The KISS guitars, now and then, in words and pictures

Many of you have read about my time on the road with KISS and other bands.  I've done a number of interviews, and of course there are the chapters in Look Me in the Eye and Be Different.

I realized there is no archive of photos to go with the stories and I've decided to set that straight.

Here they are, in no particular order.  Perhaps I'll come back one day and rearrange them . . .

This is me, circa 1979:

And here I am today:

Kinda different, huh?

This is Ace Frehley, playing our original light guitar on stage with KISS

That guitar was a modified Gibson Les Paul TV.  We routed out the face of it, and embedded a circuit board with almost 1,000 incandescent lights.  We set it up to do stripes (you can sort of see that in the photo) and them flash the whole border at the end.

The lights were powered by a Ni-Cad battery pack and the music was transmitted via a Shaeffer Vega wireless rig so the whole thing was cable free.   There was a special XLR-type plug in back to connect a battery charger between sets.

Ace played this guitar on a number of songs over the years but the one it's most famous for is New York Groove.  He'd start the guitar while facing back in the corner of the stage.  The audience could see something flashing but could not tell what.  He'd walk out backward, turn round, and they would just go wild.

I describe that scene in the opening passage of my book BE DIFFERENT.  I was in my early 20s when we made these guitars.  I am a self-educated audio and electrical engineer.  I met the guys from KISS in New York, while I was working as the American engineer for Pink Floyd's sound company, Brittania Row Audio.

We built all KISS's custom guitars in Massachusetts but I had to go on the road to fine tune their development.  I was on the road for all the KISS tours of 78-82 and then the shows with Ace as Frehley's Comet after that.  Here I am working on another of the light guitars, on the road in some hotel:

If you look close you'll see we added a layer of baltic birch plywood to the back of that guitar to thicken it.  That was to allow even more lights (for big halls) and microprocessor control.  Here I am in the Russell Hotel, New York, when that guitar was new.

Here I am, in my back yard, with the same guitar a few years later when it came back for service

I designed all the special effects guitars KISS played in those years.  I also created a fair bit of the electronics they played through.  That included the light guitars below, the smoking guitars, the rocket guitars and the laser guitar for 1979, among many.

Long Island luthier Steve Carr did the fretwork and tuning to make our creations play.  He also did the metallic body finishes and the custom inlays.

I designed the electronics.  My then-girlfriend, later-wife, and current ex-wife Mary Robison did the assembly.
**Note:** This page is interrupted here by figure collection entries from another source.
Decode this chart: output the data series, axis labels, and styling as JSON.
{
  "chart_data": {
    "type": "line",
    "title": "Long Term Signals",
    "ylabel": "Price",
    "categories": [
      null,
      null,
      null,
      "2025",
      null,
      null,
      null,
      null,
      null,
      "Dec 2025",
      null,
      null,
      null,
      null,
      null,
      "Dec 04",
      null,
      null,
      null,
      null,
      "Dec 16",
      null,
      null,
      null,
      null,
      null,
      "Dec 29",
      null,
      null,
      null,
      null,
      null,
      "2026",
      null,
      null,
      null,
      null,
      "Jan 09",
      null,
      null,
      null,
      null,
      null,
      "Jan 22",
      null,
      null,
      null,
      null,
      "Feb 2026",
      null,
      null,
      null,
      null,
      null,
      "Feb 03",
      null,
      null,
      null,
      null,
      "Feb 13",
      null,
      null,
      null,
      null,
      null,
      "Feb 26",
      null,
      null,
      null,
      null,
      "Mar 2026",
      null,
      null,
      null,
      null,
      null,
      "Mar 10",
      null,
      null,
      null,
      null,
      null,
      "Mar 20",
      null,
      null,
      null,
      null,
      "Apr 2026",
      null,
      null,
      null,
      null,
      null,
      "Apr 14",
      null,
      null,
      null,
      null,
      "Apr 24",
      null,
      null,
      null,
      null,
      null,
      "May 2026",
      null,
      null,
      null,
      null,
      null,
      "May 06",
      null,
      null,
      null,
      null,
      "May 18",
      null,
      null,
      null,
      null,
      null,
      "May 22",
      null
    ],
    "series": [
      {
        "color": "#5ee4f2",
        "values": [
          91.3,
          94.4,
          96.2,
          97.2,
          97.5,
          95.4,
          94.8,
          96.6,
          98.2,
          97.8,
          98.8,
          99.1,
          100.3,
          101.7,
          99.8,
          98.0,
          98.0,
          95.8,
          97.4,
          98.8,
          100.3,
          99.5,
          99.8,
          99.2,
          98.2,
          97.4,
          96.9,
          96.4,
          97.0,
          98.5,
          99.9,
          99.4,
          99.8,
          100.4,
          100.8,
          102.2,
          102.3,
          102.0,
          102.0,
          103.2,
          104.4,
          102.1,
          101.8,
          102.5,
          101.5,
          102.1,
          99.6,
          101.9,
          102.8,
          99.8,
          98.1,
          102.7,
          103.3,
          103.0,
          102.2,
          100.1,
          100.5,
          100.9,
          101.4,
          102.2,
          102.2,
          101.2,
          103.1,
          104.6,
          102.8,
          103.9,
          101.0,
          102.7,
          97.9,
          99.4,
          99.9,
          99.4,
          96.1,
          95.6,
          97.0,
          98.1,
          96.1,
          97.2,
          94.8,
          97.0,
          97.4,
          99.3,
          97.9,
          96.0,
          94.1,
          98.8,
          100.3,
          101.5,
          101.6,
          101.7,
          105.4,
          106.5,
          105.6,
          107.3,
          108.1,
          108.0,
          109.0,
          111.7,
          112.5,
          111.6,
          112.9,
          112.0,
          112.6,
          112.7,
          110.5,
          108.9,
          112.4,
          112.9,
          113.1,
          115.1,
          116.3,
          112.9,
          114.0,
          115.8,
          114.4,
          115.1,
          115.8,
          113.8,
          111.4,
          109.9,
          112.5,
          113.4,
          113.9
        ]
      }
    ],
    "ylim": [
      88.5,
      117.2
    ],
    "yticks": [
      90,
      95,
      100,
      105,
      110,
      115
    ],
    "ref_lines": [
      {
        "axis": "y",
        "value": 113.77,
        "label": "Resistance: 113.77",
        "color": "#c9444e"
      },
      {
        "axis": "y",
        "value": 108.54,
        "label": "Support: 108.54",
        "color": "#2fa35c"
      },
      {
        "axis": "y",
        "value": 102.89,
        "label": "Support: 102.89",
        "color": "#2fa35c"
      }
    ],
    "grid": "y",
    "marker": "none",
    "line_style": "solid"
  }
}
My friend Jim Boughton did the mechanical engineering and fabrication.  

Today Mary and I have a son, Jack.  We're not married anymore (I'm remarried) but we remain close.  Here they are at our house with one of their projects and Oigy, the Imperial War Pug.

Here I am this spring, with master luthier Jim Cara, who has followed in the custom guitar tradition.  Check out his story here.

Finally, here's my son with the original light guitar this spring.  Ace has sent is back to us for refurbishing.

People still ask if we can make more of these instruments.  Actually, we can.  Check out my son's web site here, with a video of me and a brand-new light guitar using today's LED technology

Robison Industries

If you'd like to read more, start at page 112 of my book Look Me in the Eye

Then you can continue with the intro to Be Different

In a few more months, you'll be able to read about my son and the light guitars today in RAISING CUBBY.

I'll stop back soon with more pictures from my time in music.



Forsythia said…
Interesting post. A new word: luthier. The Imperial War Pug sounds like a dog to be reckoned with.
John Robison said…
Yes . . . and for more on War Pugs . . .
P Shane McAfee said…
I have seen Ace Frehley do those solos dozens of times. It was great to read your book and find out how it all came together.
Andy said…
GOOD STUFF YOUNG JEDI!!!! Thanks for the 411!
This makes me think of something you said in"Look Me in the Eye" -- that you used to be able to see circuits in your mind, and that you lost that ability. I wonder if that happened because no one nurtured your gifts in school. They just saw you as a problem. I'm a first grade teacher and I know that reading your book has made me a better teacher. Thanks!!
GroovyJan said…
You were sort of sporting a Unibomber look back in 1979! LOL. Thanks for sharing the photos. Much appreciated by a fan of both books.
john said…
John, for the laser guitar, where did the laser emanate? And what was the full effect as far as where the laser was aimed.
Do any pictures of it exist.
John Robison said…
John - remember this was the 1970s! The laser was under the stage and fed the guitar via a thick fiber optic cord that looked like a guitar cord. The light emanated from a lend assembly on the headstock
Unknown said…
I attended opening night on the Dynasty tour and I clearly remember Ace blowing up those silver starburst ornaments hanging from the truss forward of the stage.
Were those specific fireworks used throughout the tour or just the 1st few nights?
What color was the laser?
Do you recall the width of the laser Beam?